Technologists should seek out government posts because it gives them the opportunity to affect public policy, which often affects their jobs, Felten said.
Even if technologists don't attain positions of direct authority, their increased presence will incur a rise in "soft power," or influence for their points of view, according to Felten. People in other disciplines, such as economists, have been successful in gaining great prominence within government circles, Felten said. "They didn't do that overnight."
However, it's important to have realistic expectations, Felten said. "I am trying to move a very heavy weight, so I should only expect to move it a short distance," he said by way of analogy. "Even if you make an iota of difference, you've done a lot of good in the aggregate."
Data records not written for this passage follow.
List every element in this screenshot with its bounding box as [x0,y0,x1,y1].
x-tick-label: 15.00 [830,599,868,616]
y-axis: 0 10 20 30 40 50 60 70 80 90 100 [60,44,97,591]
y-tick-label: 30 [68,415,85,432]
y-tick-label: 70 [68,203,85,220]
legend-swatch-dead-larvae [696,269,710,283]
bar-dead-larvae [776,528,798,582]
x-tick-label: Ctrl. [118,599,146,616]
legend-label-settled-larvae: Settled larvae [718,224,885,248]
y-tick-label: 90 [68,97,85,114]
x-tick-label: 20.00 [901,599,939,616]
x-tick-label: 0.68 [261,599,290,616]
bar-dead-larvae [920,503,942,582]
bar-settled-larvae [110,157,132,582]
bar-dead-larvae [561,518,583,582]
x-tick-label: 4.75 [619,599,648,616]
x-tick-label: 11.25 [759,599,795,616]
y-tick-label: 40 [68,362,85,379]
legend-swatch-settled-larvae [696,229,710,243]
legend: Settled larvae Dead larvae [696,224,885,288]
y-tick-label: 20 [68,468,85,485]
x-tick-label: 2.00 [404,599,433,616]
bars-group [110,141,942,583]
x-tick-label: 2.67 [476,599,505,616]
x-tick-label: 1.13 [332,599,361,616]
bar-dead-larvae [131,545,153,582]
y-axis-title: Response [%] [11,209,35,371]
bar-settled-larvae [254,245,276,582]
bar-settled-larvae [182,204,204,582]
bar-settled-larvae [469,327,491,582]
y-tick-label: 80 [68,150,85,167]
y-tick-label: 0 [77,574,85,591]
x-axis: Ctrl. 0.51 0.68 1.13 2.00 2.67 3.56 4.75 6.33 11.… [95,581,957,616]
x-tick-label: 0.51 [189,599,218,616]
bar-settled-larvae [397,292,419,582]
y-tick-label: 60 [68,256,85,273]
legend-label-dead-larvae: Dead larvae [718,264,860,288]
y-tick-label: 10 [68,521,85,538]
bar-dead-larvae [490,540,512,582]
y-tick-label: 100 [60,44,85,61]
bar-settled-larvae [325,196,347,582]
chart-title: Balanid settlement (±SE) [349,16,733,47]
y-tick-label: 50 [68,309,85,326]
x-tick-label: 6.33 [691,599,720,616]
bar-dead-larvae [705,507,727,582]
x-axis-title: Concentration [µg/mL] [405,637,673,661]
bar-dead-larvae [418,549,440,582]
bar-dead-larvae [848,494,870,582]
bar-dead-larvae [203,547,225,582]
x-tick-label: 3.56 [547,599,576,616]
Felten is on leave from Princeton University, where he teaches computer science, and is known for his involvement in many high-profile security- and software-related matters, including the successful hacking of a voting machine in 2006.
The FTC is a policy-making agency with two main missions, namely consumer protection and antitrust law as well as a civil law enforcement agency, Felten said.
Felten's role there is not an operational one, he said. "I'm not the person whose phone buzzes when the network goes down." Instead, he serves as a senior policy adviser to FTC Chairman Jon Leibowitz "on all matters related to technology" and acts as a "technology ambassador to the world," he said.
Felten's talk was short on anecdotes or specific incidents from his tenure so far at the FTC. But he's set to leave the post later this year to return to Princeton, and hinted Tuesday that he'd be more forthcoming once that happens.
Instead, Felten offered a series of general guidelines on how technologists can successfully interact with government officials, who tend to fall somewhere along a "cluelessness scale," as he put it.
At level zero are people who are not experts, "but know how to find and work with experts," he said. "It's really kind of the desired state for someone who's a general-purpose decision maker. The art of being a good decision maker is not to be an expert at every level, it's the ability to function well."